La danza de los espejos enfrentados
Pocas cosas hay tan antiguas como intentar ahogar las penas en un vaso de güisqui, pocas tan habituales como refugiarse entre las paredes de un bar y trabar con sus habitantes esa relación de intimidad apropiada para la confesión de cuitas y el encuentro con uno mismo. Aunque el Drop que traza Gregorio Verdugo en La danza de los espejos enfrentados es algo más que ese lugar claustrofóbico y engañoso en que el azogue convierte los espacios, en que el encierro transforma el tiempo y lo ancla a un presente desesperanzado y tenaz. Por él deambula una clientela compuesta por seres peculiares, la mayoría estrambóticos, quizás anacrónicos (como extraídos del Callejón del Gato de Luces de bohemia), muchos ejemplares marginales a medio camino de la prostitución o el hampa, desde el comisario Garzón, de quien nadie podría sospechar su intervención en uno de los días más importantes de nuestra historia contemporánea, hasta Dolores Heredia, quien, como buena echadora de cartas, va vislumbrando el aciago futuro de algunos de sus protagonistas.
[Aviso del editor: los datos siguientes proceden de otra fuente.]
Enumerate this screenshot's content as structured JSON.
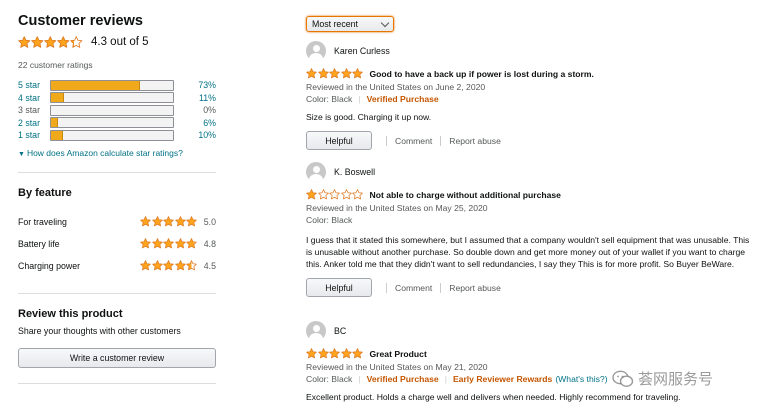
{
  "colors": {
    "star": "#ffa41c",
    "link": "#007185",
    "verified": "#c45500",
    "bar": "#f0a91b"
  },
  "summary": {
    "title": "Customer reviews",
    "rating": 4.3,
    "rating_text": "4.3 out of 5",
    "total": "22 customer ratings",
    "histogram": [
      {
        "label": "5 star",
        "percent": 73,
        "pct_text": "73%",
        "link": true
      },
      {
        "label": "4 star",
        "percent": 11,
        "pct_text": "11%",
        "link": true
      },
      {
        "label": "3 star",
        "percent": 0,
        "pct_text": "0%",
        "link": false
      },
      {
        "label": "2 star",
        "percent": 6,
        "pct_text": "6%",
        "link": true
      },
      {
        "label": "1 star",
        "percent": 10,
        "pct_text": "10%",
        "link": true
      }
    ],
    "how_link": "How does Amazon calculate star ratings?"
  },
  "by_feature": {
    "title": "By feature",
    "items": [
      {
        "name": "For traveling",
        "rating": 5.0,
        "value": "5.0"
      },
      {
        "name": "Battery life",
        "rating": 4.8,
        "value": "4.8"
      },
      {
        "name": "Charging power",
        "rating": 4.5,
        "value": "4.5"
      }
    ]
  },
  "review_product": {
    "title": "Review this product",
    "text": "Share your thoughts with other customers",
    "button": "Write a customer review"
  },
  "sort": {
    "selected": "Most recent"
  },
  "reviews": [
    {
      "name": "Karen Curless",
      "rating": 5,
      "title": "Good to have a back up if power is lost during a storm.",
      "meta": "Reviewed in the United States on June 2, 2020",
      "color": "Color: Black",
      "verified": "Verified Purchase",
      "body": "Size is good. Charging it up now.",
      "helpful": "Helpful",
      "comment": "Comment",
      "report": "Report abuse"
    },
    {
      "name": "K. Boswell",
      "rating": 1,
      "title": "Not able to charge without additional purchase",
      "meta": "Reviewed in the United States on May 25, 2020",
      "color": "Color: Black",
      "body": "I guess that it stated this somewhere, but I assumed that a company wouldn't sell equipment that was unusable. This is unusable without another purchase. So double down and get more money out of your wallet if you want to charge this. Anker told me that they didn't want to sell redundancies, I say they This is for more profit. So Buyer BeWare.",
      "helpful": "Helpful",
      "comment": "Comment",
      "report": "Report abuse"
    },
    {
      "name": "BC",
      "rating": 5,
      "title": "Great Product",
      "meta": "Reviewed in the United States on May 21, 2020",
      "color": "Color: Black",
      "verified": "Verified Purchase",
      "early": "Early Reviewer Rewards",
      "whats_this": "(What's this?)",
      "body": "Excellent product. Holds a charge well and delivers when needed. Highly recommend for traveling."
    }
  ],
  "watermark": "荟网服务号"
}
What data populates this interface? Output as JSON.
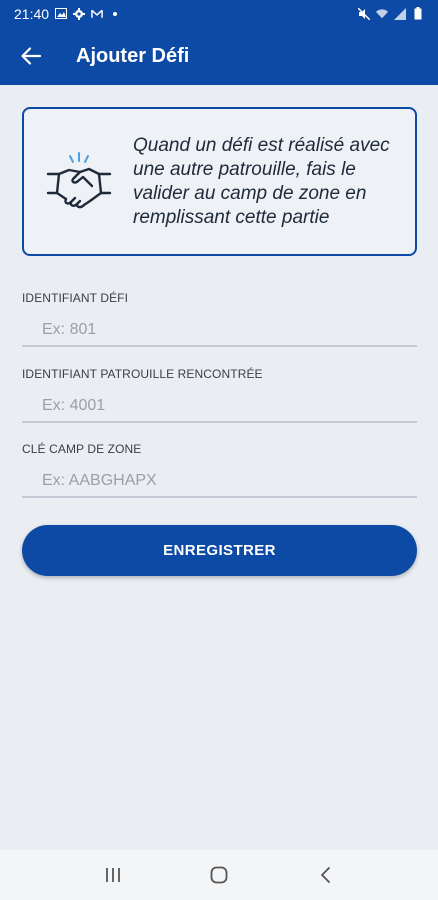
{
  "status_bar": {
    "time": "21:40",
    "left_icons": [
      "image-icon",
      "settings-icon",
      "mail-icon",
      "dot-icon"
    ],
    "right_icons": [
      "mute-icon",
      "wifi-icon",
      "signal-icon",
      "battery-icon"
    ]
  },
  "app_bar": {
    "title": "Ajouter Défi",
    "background": "#0d4aa6"
  },
  "info_card": {
    "icon": "handshake-icon",
    "text": "Quand un défi est réalisé avec une autre patrouille, fais le valider au camp de zone en remplissant cette partie"
  },
  "form": {
    "fields": [
      {
        "label": "IDENTIFIANT DÉFI",
        "placeholder": "Ex: 801",
        "value": ""
      },
      {
        "label": "IDENTIFIANT PATROUILLE RENCONTRÉE",
        "placeholder": "Ex: 4001",
        "value": ""
      },
      {
        "label": "CLÉ CAMP DE ZONE",
        "placeholder": "Ex: AABGHAPX",
        "value": ""
      }
    ],
    "submit_label": "ENREGISTRER"
  },
  "colors": {
    "primary": "#0d4aa6",
    "page_background": "#eaeef3",
    "icon_accent": "#4aa3df"
  }
}
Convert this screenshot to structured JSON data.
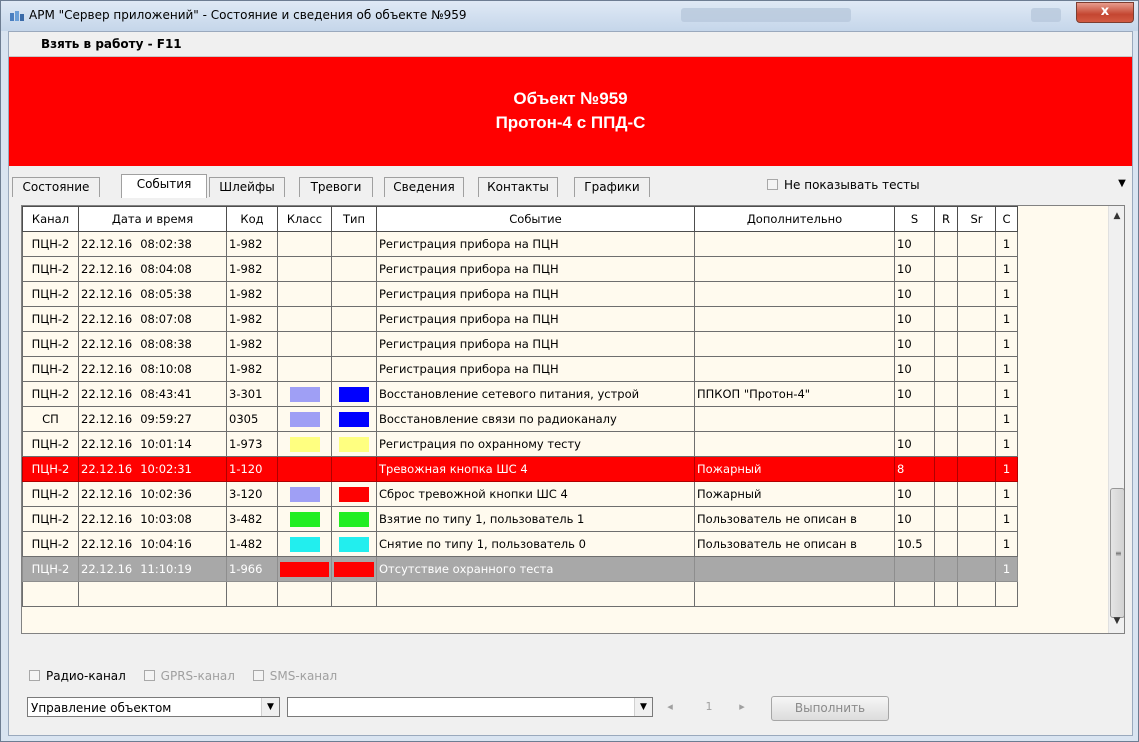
{
  "window": {
    "title": "АРМ \"Сервер приложений\" - Состояние и сведения об объекте №959",
    "close_label": "x"
  },
  "toolbar": {
    "take_work": "Взять в работу - F11"
  },
  "banner": {
    "line1": "Объект №959",
    "line2": "Протон-4 с ППД-С",
    "color": "#ff0000"
  },
  "tabs": [
    "Состояние",
    "События",
    "Шлейфы",
    "Тревоги",
    "Сведения",
    "Контакты",
    "Графики"
  ],
  "active_tab": "События",
  "hide_tests": {
    "label": "Не показывать тесты",
    "checked": false
  },
  "columns": [
    "Канал",
    "Дата и время",
    "Код",
    "Класс",
    "Тип",
    "Событие",
    "Дополнительно",
    "S",
    "R",
    "Sr",
    "C"
  ],
  "rows": [
    {
      "channel": "ПЦН-2",
      "date": "22.12.16",
      "time": "08:02:38",
      "code": "1-982",
      "class_color": "",
      "type_color": "",
      "event": "Регистрация прибора на ПЦН",
      "extra": "",
      "s": "10",
      "r": "",
      "sr": "",
      "c": "1",
      "style": "normal"
    },
    {
      "channel": "ПЦН-2",
      "date": "22.12.16",
      "time": "08:04:08",
      "code": "1-982",
      "class_color": "",
      "type_color": "",
      "event": "Регистрация прибора на ПЦН",
      "extra": "",
      "s": "10",
      "r": "",
      "sr": "",
      "c": "1",
      "style": "normal"
    },
    {
      "channel": "ПЦН-2",
      "date": "22.12.16",
      "time": "08:05:38",
      "code": "1-982",
      "class_color": "",
      "type_color": "",
      "event": "Регистрация прибора на ПЦН",
      "extra": "",
      "s": "10",
      "r": "",
      "sr": "",
      "c": "1",
      "style": "normal"
    },
    {
      "channel": "ПЦН-2",
      "date": "22.12.16",
      "time": "08:07:08",
      "code": "1-982",
      "class_color": "",
      "type_color": "",
      "event": "Регистрация прибора на ПЦН",
      "extra": "",
      "s": "10",
      "r": "",
      "sr": "",
      "c": "1",
      "style": "normal"
    },
    {
      "channel": "ПЦН-2",
      "date": "22.12.16",
      "time": "08:08:38",
      "code": "1-982",
      "class_color": "",
      "type_color": "",
      "event": "Регистрация прибора на ПЦН",
      "extra": "",
      "s": "10",
      "r": "",
      "sr": "",
      "c": "1",
      "style": "normal"
    },
    {
      "channel": "ПЦН-2",
      "date": "22.12.16",
      "time": "08:10:08",
      "code": "1-982",
      "class_color": "",
      "type_color": "",
      "event": "Регистрация прибора на ПЦН",
      "extra": "",
      "s": "10",
      "r": "",
      "sr": "",
      "c": "1",
      "style": "normal"
    },
    {
      "channel": "ПЦН-2",
      "date": "22.12.16",
      "time": "08:43:41",
      "code": "3-301",
      "class_color": "#9f9ff5",
      "type_color": "#0000ff",
      "event": "Восстановление сетевого питания, устрой",
      "extra": "ППКОП \"Протон-4\"",
      "s": "10",
      "r": "",
      "sr": "",
      "c": "1",
      "style": "normal"
    },
    {
      "channel": "СП",
      "date": "22.12.16",
      "time": "09:59:27",
      "code": "0305",
      "class_color": "#9f9ff5",
      "type_color": "#0000ff",
      "event": "Восстановление связи по радиоканалу",
      "extra": "",
      "s": "",
      "r": "",
      "sr": "",
      "c": "1",
      "style": "normal"
    },
    {
      "channel": "ПЦН-2",
      "date": "22.12.16",
      "time": "10:01:14",
      "code": "1-973",
      "class_color": "#ffff80",
      "type_color": "#ffff80",
      "event": "Регистрация по охранному тесту",
      "extra": "",
      "s": "10",
      "r": "",
      "sr": "",
      "c": "1",
      "style": "normal"
    },
    {
      "channel": "ПЦН-2",
      "date": "22.12.16",
      "time": "10:02:31",
      "code": "1-120",
      "class_color": "#ff0000",
      "type_color": "#ff0000",
      "event": "Тревожная кнопка ШС 4",
      "extra": "Пожарный",
      "s": "8",
      "r": "",
      "sr": "",
      "c": "1",
      "style": "alarm"
    },
    {
      "channel": "ПЦН-2",
      "date": "22.12.16",
      "time": "10:02:36",
      "code": "3-120",
      "class_color": "#9f9ff5",
      "type_color": "#ff0000",
      "event": "Сброс тревожной кнопки ШС 4",
      "extra": "Пожарный",
      "s": "10",
      "r": "",
      "sr": "",
      "c": "1",
      "style": "normal"
    },
    {
      "channel": "ПЦН-2",
      "date": "22.12.16",
      "time": "10:03:08",
      "code": "3-482",
      "class_color": "#22ee22",
      "type_color": "#22ee22",
      "event": "Взятие по типу 1, пользователь 1",
      "extra": "Пользователь не описан в",
      "s": "10",
      "r": "",
      "sr": "",
      "c": "1",
      "style": "normal"
    },
    {
      "channel": "ПЦН-2",
      "date": "22.12.16",
      "time": "10:04:16",
      "code": "1-482",
      "class_color": "#22eeee",
      "type_color": "#22eeee",
      "event": "Снятие по типу 1, пользователь 0",
      "extra": "Пользователь не описан в",
      "s": "10.5",
      "r": "",
      "sr": "",
      "c": "1",
      "style": "normal"
    },
    {
      "channel": "ПЦН-2",
      "date": "22.12.16",
      "time": "11:10:19",
      "code": "1-966",
      "class_color": "#ff0000",
      "type_color": "#ff0000",
      "event": "Отсутствие охранного теста",
      "extra": "",
      "s": "",
      "r": "",
      "sr": "",
      "c": "1",
      "style": "sel"
    }
  ],
  "channels": [
    {
      "label": "Радио-канал",
      "enabled": true
    },
    {
      "label": "GPRS-канал",
      "enabled": false
    },
    {
      "label": "SMS-канал",
      "enabled": false
    }
  ],
  "control": {
    "action_value": "Управление объектом",
    "command_value": "",
    "page_value": "1",
    "execute_label": "Выполнить"
  }
}
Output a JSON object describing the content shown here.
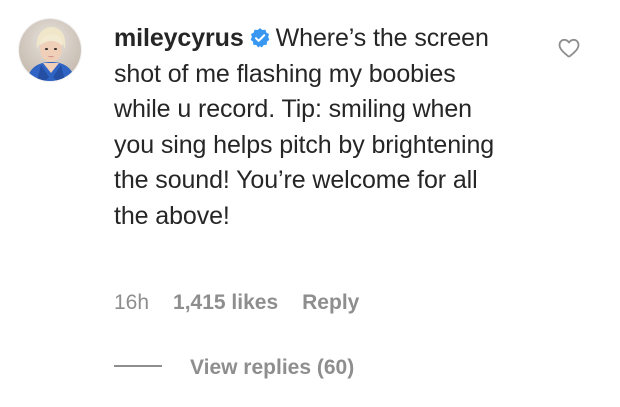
{
  "comment": {
    "username": "mileycyrus",
    "text": "Where’s the screen shot of me flashing my boobies while u record. Tip: smiling when you sing helps pitch by brightening the sound! You’re welcome for all the above!",
    "time": "16h",
    "likes": "1,415 likes",
    "reply_label": "Reply",
    "view_replies_label": "View replies (60)",
    "verified": true,
    "icons": {
      "avatar": "avatar",
      "verified": "verified-badge-icon",
      "like": "heart-icon"
    }
  },
  "colors": {
    "text": "#262626",
    "muted": "#8e8e8e",
    "verified_blue": "#3897f0",
    "background": "#ffffff"
  }
}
Novela, pues, coral en la que nada pasa, sino la vida con todos sus sinsabores, escrita con un lenguaje exquisito y con algunas concesiones al realismo mágico, posiblemente propiciado por el mundo hipnótico y particular, aislado del exterior y más volcado en los propios fantasmas (que, de hecho, hacen acto de presencia en la vida de alguno lanzando mensajes con aerosol desde el más allá y nos hacen sospechar que, en realidad, todos los que deambulan por estas páginas de algún modo lo son, simples espectros de sí mismos) que en el barrio periférico donde lo fundara un medio bandolero emigrado al sur, asistimos a devaneos y frustraciones, al desfile de mujeres arrebatadoras y fatales, al baile desesperado de hombres enloquecidos por el desamor, e incluso a las historias de algunos de sus miembros fuera de aquel ámbito, quienes, al viajar, como Lucía, hechizada por las palabras de un personaje salido de Las mil y una noches, no consiguen desprenderse del halo fatal de los espejos de los que quizás huían, de los que quizás todos huimos.
La soledad, la ternura, el compañerismo, la locura, el recuerdo, el desengaño, el fracaso…, ese tropel de sentimientos tan humano y universal se da cita entre los muros oscuros presididos siempre por la música, donde a los clientes que marchan de un modo u otro (la muerte es una forma de marcharse, y también pende continuamente sobre ellos, desde aquella primera con que se inicia el libro en el parque de pinos vecino y que se resolverá repentinamente hasta la de la casi madre Cándida, abierta en dos como una sandía, o la del mismo comisario en la tarde de Nochebuena) los sustituyen otros en un contínuum de seres perdidos y desengañados, quizás malditos y condenados como todo el que se enfrenta a los espejos del Drop y, por ende, a la tragedia.
Y también, como un personaje más, el hilo poético que los une, plagado de imágenes que desembocan, como en Cien años de soledad, en un diluvio que abre nuevas oportunidades, quizás a quien escribe este libro a crear otras vidas, a recrearlas, a hacerlas realidad, a introducirlas en la historia, que no es otra la función verdadera de la ficción, pues, «como usted bien sabe, lo que no está escrito no figura en el mundo de los vivos».
Elena Marqués
Gregorio Verdugo González-Serna (Sevilla, 1957) es licenciado en Periodismo y diplomado en Educación General Básica por la Universidad de Sevilla. Sus artículos, reportajes y pequeños relatos han aparecido en diferentes diarios, tanto locales como nacionales. En 2014 publicó con ediciones Pura Tinta el libro de relatos Cuentos de una guerra lejana. En la actualidad compagina su actividad periodística con la creación literaria.